While the research is concerned mostly with the interrelationship between trade outcomes and price movement, increasing attention is being paid to the relation between physiological phenomena, such as the weather, and their effect on stock market returns. The underlying premise of this parallel line of investigation is that in the short run stock returns may be related to predictable changes in an investor’s psychological status, and that this investor’s psychological status may be predictable by observing exogenous variables such as the weather.

In other words, this physiological evidence comes in addition to the growing evidence of unexplained retail investor irrationality. Hirshleifer and Shumway find that if transaction costs are sufficiently low, a relatively clear morning can lead to profitable afternoon stock trading.

Research has also investigated various other exogenous factors that may drive investor behavior. These factors include an unusual cast of characters, such as the lunar cycle, the switch to daylight-savings time, seasonal affective disorder (SAD), and even geomagnetic storms.

These findings are being taken a lot more seriously than other work that relates stock returns to such factors as whether the National Football Conference team wins the Super Bowl. (Piman Limpaphayom,  Peter R Locke,  Pattarake Sarajoti. (2005). BUTTON UP YOUR OVERCOAT! TRADING AGAINST THE WIND. Corporate Finance Review, 10(3), 12-18.) Findings support the theory that floor traders exhibit trading behavior that appears related to their local weather. For example, traders, who are often modeled as market makers, are more likely to buy on relatively calm days, suggesting a weather induced bias in their quoting behavior: quotes decline on poor weather days.

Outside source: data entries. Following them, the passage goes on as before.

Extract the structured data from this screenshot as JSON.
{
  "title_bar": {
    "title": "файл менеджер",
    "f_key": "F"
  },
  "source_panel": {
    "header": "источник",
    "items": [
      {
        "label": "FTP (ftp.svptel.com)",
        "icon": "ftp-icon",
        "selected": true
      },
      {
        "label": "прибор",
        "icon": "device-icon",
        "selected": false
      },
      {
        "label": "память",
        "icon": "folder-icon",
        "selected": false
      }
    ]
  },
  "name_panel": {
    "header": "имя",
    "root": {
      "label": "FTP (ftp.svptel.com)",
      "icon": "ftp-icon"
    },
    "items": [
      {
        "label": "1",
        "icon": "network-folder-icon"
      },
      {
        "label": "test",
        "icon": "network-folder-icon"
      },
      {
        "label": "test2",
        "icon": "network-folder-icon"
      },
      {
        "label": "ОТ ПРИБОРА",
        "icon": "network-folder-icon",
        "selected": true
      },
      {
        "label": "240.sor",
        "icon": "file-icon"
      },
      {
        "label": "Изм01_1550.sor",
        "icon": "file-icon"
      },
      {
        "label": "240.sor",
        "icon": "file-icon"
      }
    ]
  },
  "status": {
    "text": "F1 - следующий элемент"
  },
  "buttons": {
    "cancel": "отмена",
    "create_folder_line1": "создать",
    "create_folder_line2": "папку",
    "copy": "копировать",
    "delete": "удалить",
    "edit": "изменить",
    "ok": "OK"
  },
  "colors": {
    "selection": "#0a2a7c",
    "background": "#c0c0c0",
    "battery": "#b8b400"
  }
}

In addition, the effective bid-ask spread is smaller on calmer days, also suggesting improved attention on calm days. More importantly, weather may influence the bottom line for futures floor traders.  Results show that daily floor trader income varies with both cloud cover and wind strength. (Piman Limpaphayom,  Peter R Locke,  Pattarake Sarajoti. (2005). BUTTON UP YOUR OVERCOAT! TRADING AGAINST THE WIND. Corporate Finance Review, 10(3), 12-18.)

The findings extend the literature showing that financial decision makers are affected in a very real way by weather. Obviously, with sunshine, geomagnetism, and wind showing effects on securities prices, studies find exogenous factors affecting trader behavior. Additional external factors may cause seemingly irrational shifts in investors’ mood and hence affect securities price movements. Some effects (e.g., lunar, solar, geomagnetic) are global, these may affect the global price of risk. However, if some effects are local and only affect some traders, then any temporary or localized effect need not be troubling. Nonetheless, traders may wish to be informed as to their potential for weather-induced biases. (Piman Limpaphayom,  Peter R Locke,  Pattarake Sarajoti. (2005). BUTTON UP YOUR OVERCOAT! TRADING AGAINST THE WIND. Corporate Finance Review, 10(3), 12-18.)691444_sunset

The middle truth is that there is a constant interplay between the fundamentals of an investment and the psychology of the investors who own it. Sometimes the psychological effects will take over (the herding that led to the tech bubble), but then the fundamentals periodically reassert themselves (the bust). (Jeff Sanford.  (2004, May). Think you’re a smart investor? Canadian Business, 77(11), 75. )

In determining investor behaviour it is important to consider… is the sun shining where it matters? Taking a tip from the real estate agents… location location location.